To: Brumar89 who wrote (8256)7/10/2010 6:38:22 PM
From: Solon  Read Replies (1) | Respond to of 69300
 
Well, we know what sort of pathological liar you are! Should I shove the opinions of Twain, Whitman, Stanton, Burbank, Douglas, Edison, and Lincoln aside for the phony (and invented) views of some two-bit (and probably psychotic) Village Idiot?? Why would it be sensible for me to do that??

You admire Ingersoll immensely but you are too dishonorable to admit it. You believe he was one of the greatest humans who ever lived but you continue to lie to this thread.

"July 21, 1999 marks the 100th anniversary of the death of Robert G. Ingersoll (b.1833). Called "The Great Agnostic" by newspapers of the day and, by all accounts, the nation's most oft-heard orator, Ingersoll was an enlightened, humane freethinker, a visionary, an advocate for unpopular causes such as women’s', childrens', and minority rights, and a combatant against superstition and hypocrisy.

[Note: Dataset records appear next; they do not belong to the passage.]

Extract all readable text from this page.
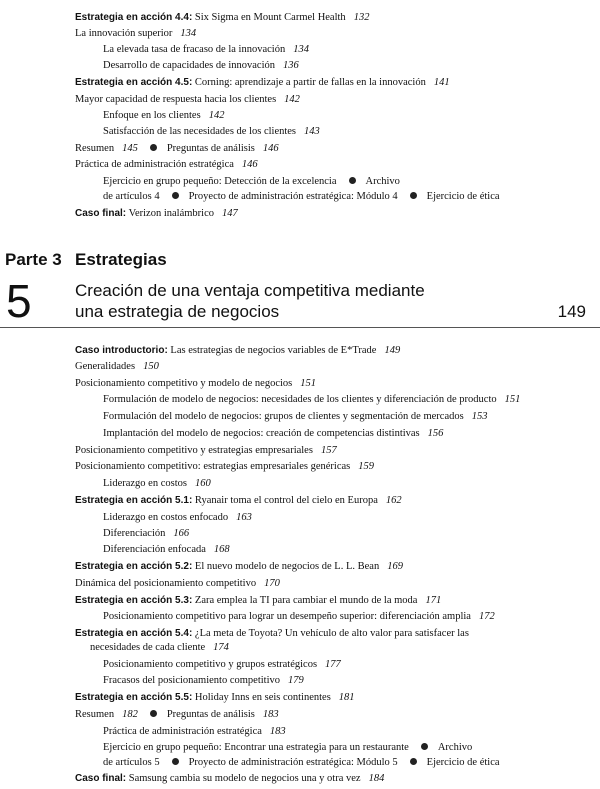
Estrategia en acción 4.4: Six Sigma en Mount Carmel Health 132
La innovación superior 134
La elevada tasa de fracaso de la innovación 134
Desarrollo de capacidades de innovación 136
Estrategia en acción 4.5: Corning: aprendizaje a partir de fallas en la innovación 141
Mayor capacidad de respuesta hacia los clientes 142
Enfoque en los clientes 142
Satisfacción de las necesidades de los clientes 143
Resumen 145	Preguntas de análisis 146
Práctica de administración estratégica 146
Ejercicio en grupo pequeño: Detección de la excelencia	Archivo
de artículos 4	Proyecto de administración estratégica: Módulo 4	Ejercicio de ética
Caso final: Verizon inalámbrico 147
Parte 3 Estrategias
5	Creación de una ventaja competitiva mediante
una estrategia de negocios	149
Caso introductorio: Las estrategias de negocios variables de E*Trade 149
Generalidades 150
Posicionamiento competitivo y modelo de negocios 151
Formulación de modelo de negocios: necesidades de los clientes y diferenciación de producto 151
Formulación del modelo de negocios: grupos de clientes y segmentación de mercados 153
Implantación del modelo de negocios: creación de competencias distintivas 156
Posicionamiento competitivo y estrategias empresariales 157
Posicionamiento competitivo: estrategias empresariales genéricas 159
Liderazgo en costos 160
Estrategia en acción 5.1: Ryanair toma el control del cielo en Europa 162
Liderazgo en costos enfocado 163
Diferenciación 166
Diferenciación enfocada 168
Estrategia en acción 5.2: El nuevo modelo de negocios de L. L. Bean 169
Dinámica del posicionamiento competitivo 170
Estrategia en acción 5.3: Zara emplea la TI para cambiar el mundo de la moda 171
Posicionamiento competitivo para lograr un desempeño superior: diferenciación amplia 172
Estrategia en acción 5.4: ¿La meta de Toyota? Un vehículo de alto valor para satisfacer las
necesidades de cada cliente 174
Posicionamiento competitivo y grupos estratégicos 177
Fracasos del posicionamiento competitivo 179
Estrategia en acción 5.5: Holiday Inns en seis continentes 181
Resumen 182	Preguntas de análisis 183
Práctica de administración estratégica 183
Ejercicio en grupo pequeño: Encontrar una estrategia para un restaurante	Archivo
de artículos 5	Proyecto de administración estratégica: Módulo 5	Ejercicio de ética
Caso final: Samsung cambia su modelo de negocios una y otra vez 184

Greatly admired by the likes of Mark Twain, Elizabeth Cady Stanton, Luther Burbank, Frederick Douglass, Thomas Edison and Walt Whitman, his gift for oratory, his wit, common sense and compassion made him one of the most famous people of the 19th century. A Union colonel in the Civil War, an eloquent lawyer, and a politician who ... but for his habit of giving speeches mercilessly revealing religion's absurdities ... might have been the Republican Party's candidate for Governor of Illinois, Ingersoll's wisdom is still relevant today."